Since retiring from active MMA competition in 2013 former WEC light heavyweight champion Brian Stann has garnered a reputation as being one of the best colour commentators in the sport, which is why his recently-announced decision to walk away from the commentary booth was met by a mix of disbelief and sadness by fans of UFC programming.
In his initial announcement last month, Stann explained that he had been offered a prominent position with a “fast growing real estate firm” and that he would be returning to his studies to gain his executive MBA later this year.
This opportunity wasn’t the sole reason for his decision to leave the UFC, however. As he explained to Ariel Helwani on this week’s edition of The MMA Hour on MMAFighting.com, Stann said that the travel which comes hand-in-hand with the position of being part of the UFC’s broadcast team was taking its toll.
“I spent the entire weekend with my kids, and I’ve been able to do that for several weekends in a row, which doesn’t typically happen for me, and that’s a big reason why this switch took place,” Stann explained as transcribed by Lowkick MMA. “As you know, I love calling fights, and I loved being a sports analyst. I loved my time in college football and I loved my time calling fights in the UFC, and for a long time I thought, ‘hey, this is something I’m going to do for the next 15 to 20 years.’ The difficulty becomes, obviously, that you’re always working the weekends. Just for a stateside fight in the country, I would leave on Thursday, I wouldn’t come home until Sunday. If I was going out of the country, which I did a lot of international shows, I would leave on a Wednesday, I wouldn’t get home until Monday.
“I did 26 shows last year alone, that’s half the weekends. And even if I didn’t work a regular job — which I do — even if I didn’t work a regular job, that’s a lot of time to be away from my family. And as my girls get older, I mean, I’m missing soccer games, I can’t coach any of my kids’ teams. Eventually I’m going to start missing semis, homecoming, proms, things of that nature if this is my chosen career path. And ultimately, in addition to the time away from family, there’s just no guarantees in television, right? Things can change in the heat of the moment.
“We don’t know what network the UFC is going to be on in a year-and-a-half. They don’t know. They’re going to go through those deals, and for guys like me, what happens? I’ve got three kids, and as comfortable and secure as I feel in my abilities as an analyst, there’s a lot that’s up in air that’s kind of left to chance there. And then, really the third reason, and this would occur to me a lot — as much as I loved calling fights and I thought about my future, I’m not building anything, I’m not leading anything, and I just, I didn’t want that to be my career. When I look back at what I’ve done with the best years of my professional life, I didn’t want to just say, ‘Man, I called some really great fights.’ I wanted to do something a little bit more than that.

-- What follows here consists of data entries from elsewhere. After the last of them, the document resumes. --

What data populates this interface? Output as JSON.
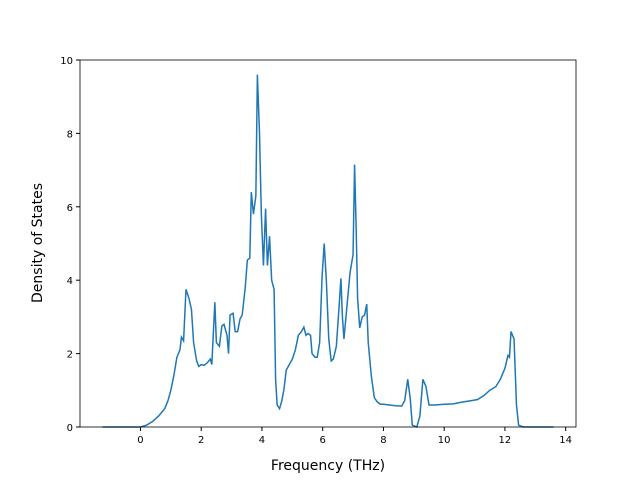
{
  "chart_data": {
    "type": "line",
    "x_label": "Frequency (THz)",
    "y_label": "Density of States",
    "xlim": [
      -1.99,
      14.34
    ],
    "ylim": [
      0,
      10
    ],
    "xticks": [
      0,
      2,
      4,
      6,
      8,
      10,
      12,
      14
    ],
    "yticks": [
      0,
      2,
      4,
      6,
      8,
      10
    ],
    "series": [
      {
        "color": "#1f77b4",
        "x": [
          -1.25,
          0.0,
          0.2,
          0.4,
          0.6,
          0.8,
          0.9,
          1.0,
          1.1,
          1.2,
          1.3,
          1.35,
          1.42,
          1.5,
          1.6,
          1.68,
          1.75,
          1.85,
          1.92,
          2.0,
          2.1,
          2.2,
          2.3,
          2.35,
          2.45,
          2.5,
          2.6,
          2.68,
          2.75,
          2.85,
          2.9,
          2.95,
          3.05,
          3.12,
          3.2,
          3.28,
          3.35,
          3.45,
          3.52,
          3.6,
          3.65,
          3.72,
          3.8,
          3.85,
          3.92,
          3.98,
          4.05,
          4.12,
          4.18,
          4.25,
          4.32,
          4.4,
          4.45,
          4.5,
          4.58,
          4.65,
          4.72,
          4.8,
          4.9,
          5.0,
          5.1,
          5.2,
          5.3,
          5.38,
          5.45,
          5.52,
          5.6,
          5.65,
          5.75,
          5.82,
          5.9,
          5.98,
          6.05,
          6.12,
          6.2,
          6.28,
          6.35,
          6.45,
          6.55,
          6.6,
          6.65,
          6.7,
          6.8,
          6.9,
          7.0,
          7.05,
          7.1,
          7.15,
          7.22,
          7.3,
          7.38,
          7.45,
          7.5,
          7.6,
          7.7,
          7.8,
          7.9,
          8.0,
          8.2,
          8.4,
          8.6,
          8.7,
          8.8,
          8.88,
          8.95,
          9.1,
          9.2,
          9.3,
          9.4,
          9.5,
          9.7,
          10.0,
          10.3,
          10.6,
          10.9,
          11.1,
          11.3,
          11.5,
          11.7,
          11.85,
          12.0,
          12.1,
          12.15,
          12.2,
          12.3,
          12.38,
          12.45,
          12.6,
          13.6
        ],
        "values": [
          0,
          0,
          0.05,
          0.15,
          0.3,
          0.5,
          0.7,
          1.0,
          1.4,
          1.9,
          2.1,
          2.45,
          2.35,
          3.75,
          3.5,
          3.2,
          2.3,
          1.8,
          1.65,
          1.7,
          1.68,
          1.75,
          1.85,
          1.7,
          3.4,
          2.3,
          2.2,
          2.75,
          2.8,
          2.5,
          2.0,
          3.05,
          3.1,
          2.6,
          2.6,
          2.95,
          3.05,
          3.8,
          4.55,
          4.6,
          6.4,
          5.8,
          6.3,
          9.6,
          8.0,
          5.8,
          4.4,
          5.95,
          4.4,
          5.2,
          4.0,
          3.75,
          1.3,
          0.6,
          0.5,
          0.7,
          1.0,
          1.55,
          1.7,
          1.85,
          2.1,
          2.5,
          2.6,
          2.72,
          2.5,
          2.55,
          2.5,
          2.0,
          1.9,
          1.9,
          2.3,
          4.1,
          5.0,
          4.0,
          2.4,
          1.8,
          1.85,
          2.2,
          3.4,
          4.05,
          3.0,
          2.4,
          3.3,
          4.2,
          4.7,
          7.15,
          5.5,
          3.5,
          2.7,
          3.0,
          3.05,
          3.35,
          2.3,
          1.4,
          0.8,
          0.68,
          0.62,
          0.62,
          0.6,
          0.58,
          0.57,
          0.72,
          1.3,
          0.8,
          0.05,
          0,
          0.3,
          1.3,
          1.1,
          0.6,
          0.6,
          0.62,
          0.63,
          0.68,
          0.72,
          0.75,
          0.85,
          1.0,
          1.1,
          1.3,
          1.6,
          1.95,
          1.9,
          2.6,
          2.4,
          0.6,
          0.05,
          0,
          0
        ]
      }
    ]
  }
}
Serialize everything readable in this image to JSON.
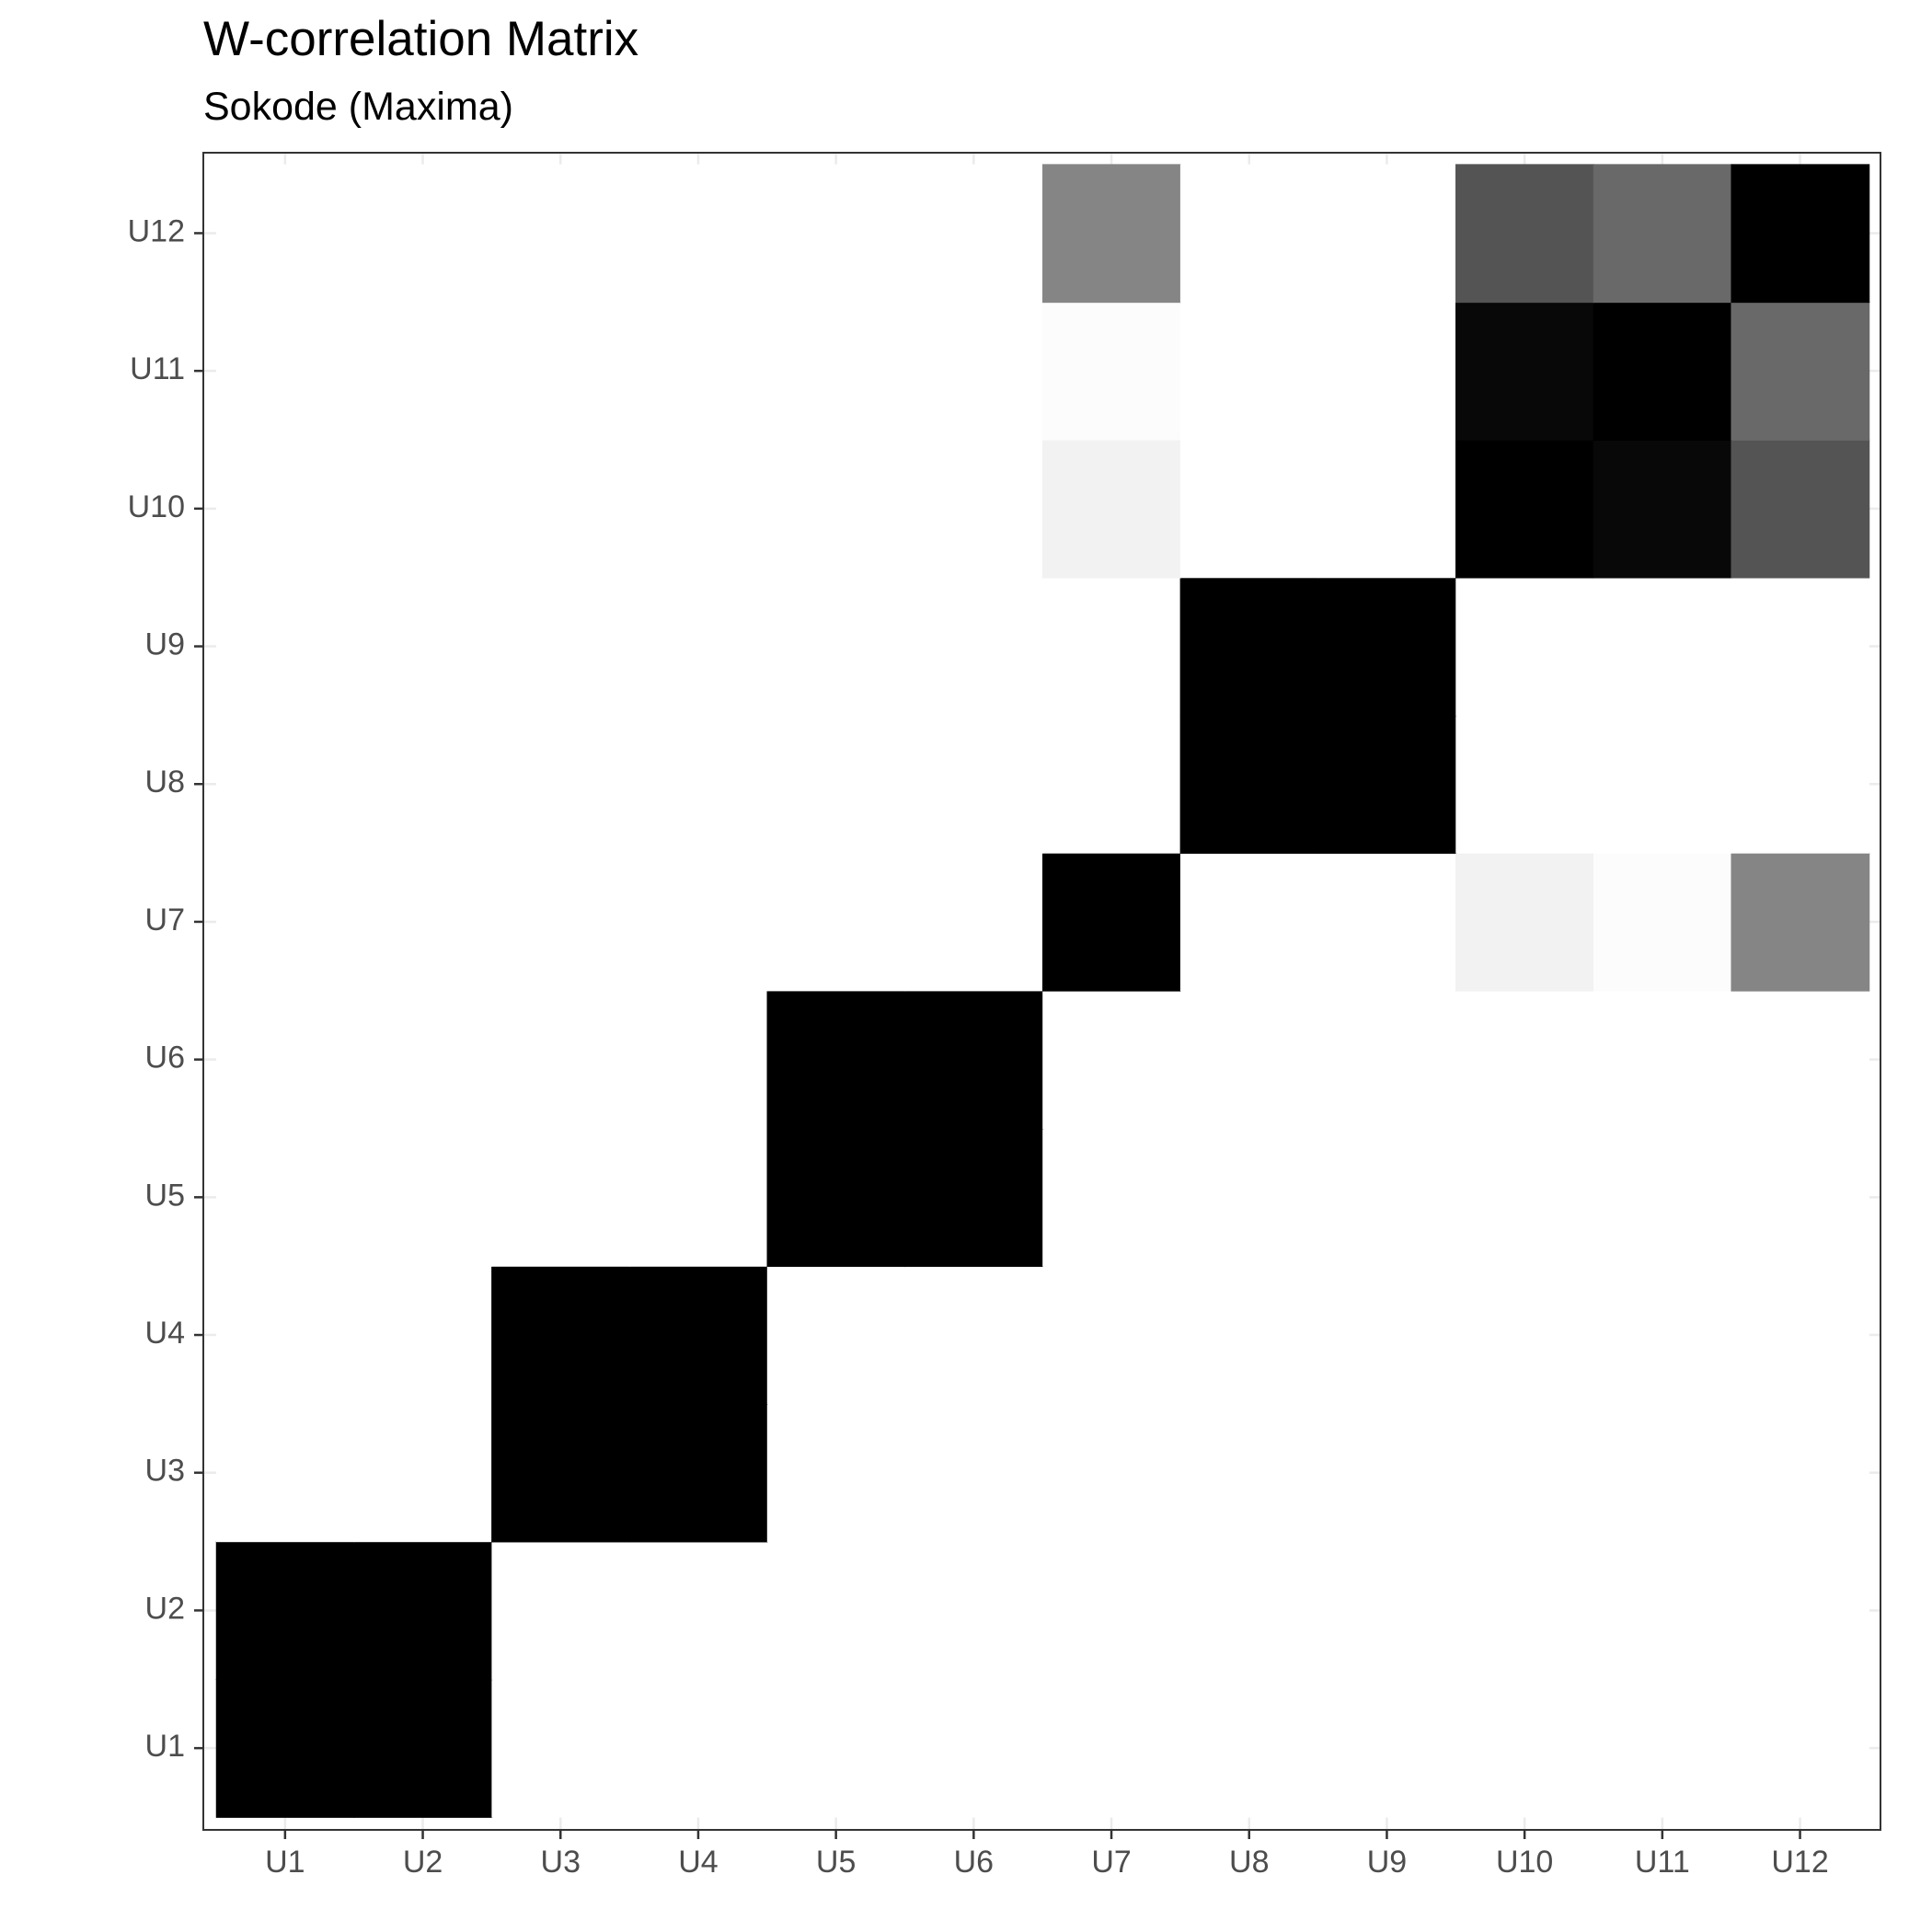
{
  "chart_data": {
    "type": "heatmap",
    "title": "W-correlation Matrix",
    "subtitle": "Sokode (Maxima)",
    "xlabel": "",
    "ylabel": "",
    "x_categories": [
      "U1",
      "U2",
      "U3",
      "U4",
      "U5",
      "U6",
      "U7",
      "U8",
      "U9",
      "U10",
      "U11",
      "U12"
    ],
    "y_categories": [
      "U1",
      "U2",
      "U3",
      "U4",
      "U5",
      "U6",
      "U7",
      "U8",
      "U9",
      "U10",
      "U11",
      "U12"
    ],
    "color_scale": {
      "low": "#ffffff",
      "high": "#000000",
      "range": [
        0,
        1
      ]
    },
    "grid": true,
    "legend": "none",
    "values": [
      [
        1.0,
        1.0,
        0.0,
        0.0,
        0.0,
        0.0,
        0.0,
        0.0,
        0.0,
        0.0,
        0.0,
        0.0
      ],
      [
        1.0,
        1.0,
        0.0,
        0.0,
        0.0,
        0.0,
        0.0,
        0.0,
        0.0,
        0.0,
        0.0,
        0.0
      ],
      [
        0.0,
        0.0,
        1.0,
        1.0,
        0.0,
        0.0,
        0.0,
        0.0,
        0.0,
        0.0,
        0.0,
        0.0
      ],
      [
        0.0,
        0.0,
        1.0,
        1.0,
        0.0,
        0.0,
        0.0,
        0.0,
        0.0,
        0.0,
        0.0,
        0.0
      ],
      [
        0.0,
        0.0,
        0.0,
        0.0,
        1.0,
        1.0,
        0.0,
        0.0,
        0.0,
        0.0,
        0.0,
        0.0
      ],
      [
        0.0,
        0.0,
        0.0,
        0.0,
        1.0,
        1.0,
        0.0,
        0.0,
        0.0,
        0.0,
        0.0,
        0.0
      ],
      [
        0.0,
        0.0,
        0.0,
        0.0,
        0.0,
        0.0,
        1.0,
        0.0,
        0.0,
        0.05,
        0.01,
        0.48
      ],
      [
        0.0,
        0.0,
        0.0,
        0.0,
        0.0,
        0.0,
        0.0,
        1.0,
        1.0,
        0.0,
        0.0,
        0.0
      ],
      [
        0.0,
        0.0,
        0.0,
        0.0,
        0.0,
        0.0,
        0.0,
        1.0,
        1.0,
        0.0,
        0.0,
        0.0
      ],
      [
        0.0,
        0.0,
        0.0,
        0.0,
        0.0,
        0.0,
        0.05,
        0.0,
        0.0,
        1.0,
        0.97,
        0.67
      ],
      [
        0.0,
        0.0,
        0.0,
        0.0,
        0.0,
        0.0,
        0.01,
        0.0,
        0.0,
        0.97,
        1.0,
        0.59
      ],
      [
        0.0,
        0.0,
        0.0,
        0.0,
        0.0,
        0.0,
        0.48,
        0.0,
        0.0,
        0.67,
        0.59,
        1.0
      ]
    ]
  }
}
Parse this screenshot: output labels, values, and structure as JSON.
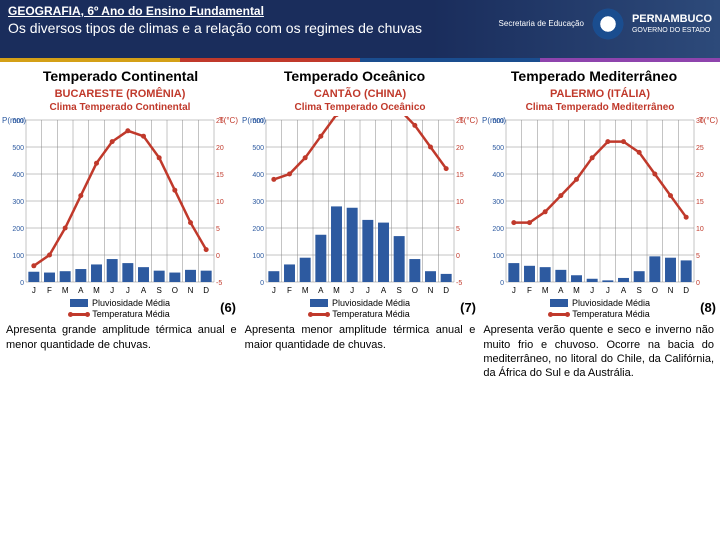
{
  "header": {
    "subject": "GEOGRAFIA, 6º Ano do Ensino Fundamental",
    "title": "Os diversos tipos de climas e a relação com os regimes de chuvas",
    "logo_small": "Secretaria de Educação",
    "logo_state": "PERNAMBUCO",
    "logo_gov": "GOVERNO DO ESTADO"
  },
  "titles": [
    "Temperado Continental",
    "Temperado Oceânico",
    "Temperado Mediterrâneo"
  ],
  "charts": [
    {
      "loc": "BUCARESTE (ROMÊNIA)",
      "sub": "Clima Temperado Continental",
      "months": [
        "J",
        "F",
        "M",
        "A",
        "M",
        "J",
        "J",
        "A",
        "S",
        "O",
        "N",
        "D"
      ],
      "p_axis": {
        "label": "P(mm)",
        "min": 0,
        "max": 600,
        "ticks": [
          0,
          100,
          200,
          300,
          400,
          500,
          600
        ]
      },
      "t_axis": {
        "label": "T(°C)",
        "min": -5,
        "max": 25,
        "ticks": [
          -5,
          0,
          5,
          10,
          15,
          20,
          25
        ]
      },
      "precip": [
        38,
        35,
        40,
        48,
        65,
        85,
        70,
        55,
        42,
        35,
        45,
        42
      ],
      "temp": [
        -2,
        0,
        5,
        11,
        17,
        21,
        23,
        22,
        18,
        12,
        6,
        1
      ],
      "bar_color": "#2d5aa0",
      "line_color": "#c0392b",
      "grid_color": "#888",
      "num": "(6)",
      "leg1": "Pluviosidade Média",
      "leg2": "Temperatura Média"
    },
    {
      "loc": "CANTÃO (CHINA)",
      "sub": "Clima Temperado Oceânico",
      "months": [
        "J",
        "F",
        "M",
        "A",
        "M",
        "J",
        "J",
        "A",
        "S",
        "O",
        "N",
        "D"
      ],
      "p_axis": {
        "label": "P(mm)",
        "min": 0,
        "max": 600,
        "ticks": [
          0,
          100,
          200,
          300,
          400,
          500,
          600
        ]
      },
      "t_axis": {
        "label": "T(°C)",
        "min": -5,
        "max": 25,
        "ticks": [
          -5,
          0,
          5,
          10,
          15,
          20,
          25
        ]
      },
      "precip": [
        40,
        65,
        90,
        175,
        280,
        275,
        230,
        220,
        170,
        85,
        40,
        30
      ],
      "temp": [
        14,
        15,
        18,
        22,
        26,
        27,
        28,
        28,
        27,
        24,
        20,
        16
      ],
      "bar_color": "#2d5aa0",
      "line_color": "#c0392b",
      "grid_color": "#888",
      "num": "(7)",
      "leg1": "Pluviosidade Média",
      "leg2": "Temperatura Média"
    },
    {
      "loc": "PALERMO (ITÁLIA)",
      "sub": "Clima Temperado Mediterrâneo",
      "months": [
        "J",
        "F",
        "M",
        "A",
        "M",
        "J",
        "J",
        "A",
        "S",
        "O",
        "N",
        "D"
      ],
      "p_axis": {
        "label": "P(mm)",
        "min": 0,
        "max": 600,
        "ticks": [
          0,
          100,
          200,
          300,
          400,
          500,
          600
        ]
      },
      "t_axis": {
        "label": "T(°C)",
        "min": 0,
        "max": 30,
        "ticks": [
          0,
          5,
          10,
          15,
          20,
          25,
          30
        ]
      },
      "precip": [
        70,
        60,
        55,
        45,
        25,
        12,
        6,
        15,
        40,
        95,
        90,
        80
      ],
      "temp": [
        11,
        11,
        13,
        16,
        19,
        23,
        26,
        26,
        24,
        20,
        16,
        12
      ],
      "bar_color": "#2d5aa0",
      "line_color": "#c0392b",
      "grid_color": "#888",
      "num": "(8)",
      "leg1": "Pluviosidade Média",
      "leg2": "Temperatura Média"
    }
  ],
  "descriptions": [
    "Apresenta grande amplitude térmica anual e menor quantidade de chuvas.",
    "Apresenta menor amplitude térmica anual e maior quantidade de chuvas.",
    "Apresenta verão quente e seco e inverno não muito frio e chuvoso. Ocorre na bacia do mediterrâneo, no litoral do Chile, da Califórnia, da África do Sul e da Austrália."
  ]
}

“So when [the new offer came], the opportunity was just far too good to pass up,” Stann continued. “It’s an incredible company, it’s fast-growing, it’s got a great private equity company behind it that I really respect the leadership. The CEO of the company, who I’m going to work directly for, is a very, very intelligent man with a lot of experience. He’s a great leader, he’s someone I’m going to learn a tremendous amount from. And there’s an executive team at that company and some hard-working employees that I’m going to learn a lot from. It’s an opportunity that I simply can’t pass up, where I’m going to get the chance to build something in a company that’s going to probably triple in size in the next two years.”